Ok. So the sensationalist headline is grossly oversimplified. The chain of events that led these refugee children to flee their home is complex, but there can be no doubt that our policies toward Honduras over the past hundred years or so contributed to their fleeing.
American multi-nationals have been active in Honduras, the original “banana republic” for at least a century. We have consistently supported Honduran dictators who favored American business interests over the interests of the Honduran people. The coup in 2009 is a case in point. When popularly elected President Zelaya began championing the cause of the poor rather than the wealthy and business interests, he was forced out. Some have argued that the CIA and/or the American military were involved in the coup. Whether or not they were, the US is at least partly responsible for the results. While the rest of the world demanded the reinstatement of populist elected President Manuel Zelaya, the US, after tepid disapproval of the coup, continued to provide financial support and military training for the new and illegitimate Honduran government, citing as an excuse the war on drugs.
Zelaya’s successors, particularly Honduras’ current President, Juan Orlando Hernandez, who defeated Zelaya’s wife, Xiomara Castro, in a fraud-riddled, widely disputed election characterized by assassinations of opposition party activists, have instituted a brutal dictatorship that has destroyed social cohesion. They have been implicated in land grabs by wealthy businessmen and corporations, oppression and marginalization of indigenous populations, and widespread murder of activists and political opponents.
Under their leadership, Honduras has had the highest murder rate in the world. The total breakdown in social cohesion has opened the country to brutal drug cartels. Whether or not members of the government have been directly involved in the drug trade, they have done little more than watch as drug lords have taken over large sections of the country. Honduras’ increasingly marginalized and threatened indigenous populations are squeezed between greedy and unprincipled rich landowners and businesses, a brutal and corrupt government that supports those businesses and stops at nothing to suppress opposition, and equally brutal drug lords who force the powerless into serving as their agents.
Rather than go into further detail here about our imperialist history in Honduras and other Central American nations and the resulting collapse of social order, I refer you to an excellent article by a writer of Honduran heritage, Hector Luis Alamo, Jr.
So the Honduran children are not ordinary immigrants. They are refugees. The US has accepted and resettled refugees from Africa, Asia, and Latin America. Recent refugees have come from countries as diverse as Iraq, Myanmar, Darfur, and Somalia. According to the 1951 international Convention relating to the Status of Refugees, a refugee is defined as a person who:
owing to a well-founded fear of being persecuted for reasons of race, religion, nationality, membership of a particular social group, or political opinion, is outside the country of his nationality, and is unable to or, owing to such fear, is unwilling to avail himself of the protection of that country.
Do the Honduran children meet the definition of refugees?
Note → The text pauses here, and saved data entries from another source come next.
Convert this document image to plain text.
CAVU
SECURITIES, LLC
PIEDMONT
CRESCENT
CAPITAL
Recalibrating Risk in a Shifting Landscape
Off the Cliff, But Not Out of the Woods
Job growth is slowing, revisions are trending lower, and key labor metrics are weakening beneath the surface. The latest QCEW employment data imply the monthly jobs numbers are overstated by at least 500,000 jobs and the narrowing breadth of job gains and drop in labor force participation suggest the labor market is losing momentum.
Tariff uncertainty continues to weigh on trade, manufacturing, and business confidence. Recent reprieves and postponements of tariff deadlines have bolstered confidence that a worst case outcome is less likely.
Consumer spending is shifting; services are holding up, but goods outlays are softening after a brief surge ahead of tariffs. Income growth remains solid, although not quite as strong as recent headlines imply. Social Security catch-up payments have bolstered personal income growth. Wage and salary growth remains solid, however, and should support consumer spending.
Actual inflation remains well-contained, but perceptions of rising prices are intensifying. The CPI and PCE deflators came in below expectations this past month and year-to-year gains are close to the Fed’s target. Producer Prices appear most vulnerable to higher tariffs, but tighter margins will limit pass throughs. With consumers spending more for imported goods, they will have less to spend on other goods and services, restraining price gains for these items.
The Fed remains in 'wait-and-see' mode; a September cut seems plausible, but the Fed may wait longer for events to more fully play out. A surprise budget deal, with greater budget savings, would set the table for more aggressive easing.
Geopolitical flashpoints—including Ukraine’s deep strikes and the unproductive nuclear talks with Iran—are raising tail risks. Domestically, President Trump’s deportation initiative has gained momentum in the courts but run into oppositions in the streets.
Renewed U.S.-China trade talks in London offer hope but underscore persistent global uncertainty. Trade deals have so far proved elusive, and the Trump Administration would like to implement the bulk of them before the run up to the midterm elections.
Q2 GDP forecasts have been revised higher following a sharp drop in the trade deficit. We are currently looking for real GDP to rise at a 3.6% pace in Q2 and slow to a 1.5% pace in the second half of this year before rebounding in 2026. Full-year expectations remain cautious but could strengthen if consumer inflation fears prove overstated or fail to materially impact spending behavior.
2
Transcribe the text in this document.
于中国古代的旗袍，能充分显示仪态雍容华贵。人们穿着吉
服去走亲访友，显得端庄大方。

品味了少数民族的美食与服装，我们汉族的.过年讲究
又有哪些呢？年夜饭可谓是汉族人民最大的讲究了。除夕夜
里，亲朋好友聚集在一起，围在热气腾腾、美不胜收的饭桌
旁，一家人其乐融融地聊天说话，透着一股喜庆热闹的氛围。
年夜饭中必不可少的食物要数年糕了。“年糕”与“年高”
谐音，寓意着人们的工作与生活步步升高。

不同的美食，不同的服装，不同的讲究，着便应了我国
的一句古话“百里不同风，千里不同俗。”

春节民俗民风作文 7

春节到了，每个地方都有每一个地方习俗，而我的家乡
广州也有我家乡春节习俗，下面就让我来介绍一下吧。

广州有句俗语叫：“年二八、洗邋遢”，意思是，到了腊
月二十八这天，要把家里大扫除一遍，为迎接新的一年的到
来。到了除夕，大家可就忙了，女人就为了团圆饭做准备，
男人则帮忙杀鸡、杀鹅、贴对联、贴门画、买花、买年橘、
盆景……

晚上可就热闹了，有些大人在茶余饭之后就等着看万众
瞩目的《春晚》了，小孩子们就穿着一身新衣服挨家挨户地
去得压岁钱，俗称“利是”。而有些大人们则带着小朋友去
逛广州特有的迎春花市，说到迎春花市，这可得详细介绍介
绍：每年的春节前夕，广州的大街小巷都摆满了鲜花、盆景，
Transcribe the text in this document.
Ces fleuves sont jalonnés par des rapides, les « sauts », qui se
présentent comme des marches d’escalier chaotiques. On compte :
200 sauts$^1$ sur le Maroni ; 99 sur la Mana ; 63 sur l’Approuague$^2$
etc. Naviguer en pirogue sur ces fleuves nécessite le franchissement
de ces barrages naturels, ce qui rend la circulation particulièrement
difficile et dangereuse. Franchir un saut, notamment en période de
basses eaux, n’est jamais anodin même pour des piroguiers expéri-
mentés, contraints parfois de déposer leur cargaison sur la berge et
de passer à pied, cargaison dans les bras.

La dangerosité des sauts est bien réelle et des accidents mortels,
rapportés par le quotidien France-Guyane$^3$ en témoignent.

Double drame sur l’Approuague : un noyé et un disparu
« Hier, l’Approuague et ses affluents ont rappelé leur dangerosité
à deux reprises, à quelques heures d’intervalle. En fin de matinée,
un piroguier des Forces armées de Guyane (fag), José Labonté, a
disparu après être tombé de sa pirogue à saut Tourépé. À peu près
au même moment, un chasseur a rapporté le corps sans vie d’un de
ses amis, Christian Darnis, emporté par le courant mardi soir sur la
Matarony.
They and their families have been caught between powerful drug cartels and a rapacious and corrupt US-supported government that neither can nor wants to protect them. Certainly, the violence in their own country represents a significant threat to them, and their government, rather than protecting them, oppresses them, supporting the business interests and large landowners who would deprive the fleeing children and their families of their land and livelihood. Some have even argued that the government is complicit in the drug trade. The Honduran refugee children are clearly of indigenous ancestry, making them members of a “persecuted . . . social group,” incidentally a group whose ancestors were in the Americas long before most of ours.
But whether or not they meet the strict criteria of refugee, we are responsible for taking care of them. They are children, they are hurting, and they have nowhere else to turn. And they are here because we supported an oppressive government that drove them to flee their country. I hear the arguments that we cannot afford to take care of these children. But we are among the richest countries in the world.
According to the United Nations High Commission for refugees, a much smaller and poorer nation, Jordan “continues to provide asylum for a large number of Syrians, Iraqis and other refugees, despite the substantial strain on national systems and infrastructure.”
Those “large numbers” total more than a million, including 500,000 Syrians and 30,000 Iraqis.
While we in the United States have a population of nearly 320 million, Jordan has only 8 million people; while the United States has an area of almost 10 million square kilometers, Jordan has only about 90,000 square kilometers; and while our gdp is $16 trillion or $52,000 per person, Jordan’s gdp is $40 billion or $6100 per person.
If Jordon can take in over a million refugees, why cannot we, with 40 times Jordan’s population, 90 times its land, and 400 times its financial resources, take in a few thousand suffering refugee children? The simple answer is our overwhelming greed and selfishness. And so I despise and verbally spit upon the border residents who bully the children with signs, telling them to go home, the yahoos in Congress who describe the Honduran children as some kind of invasion or pollutant, and idiot Republican bullies like Rick Perry, who are sending troops to drive the children out!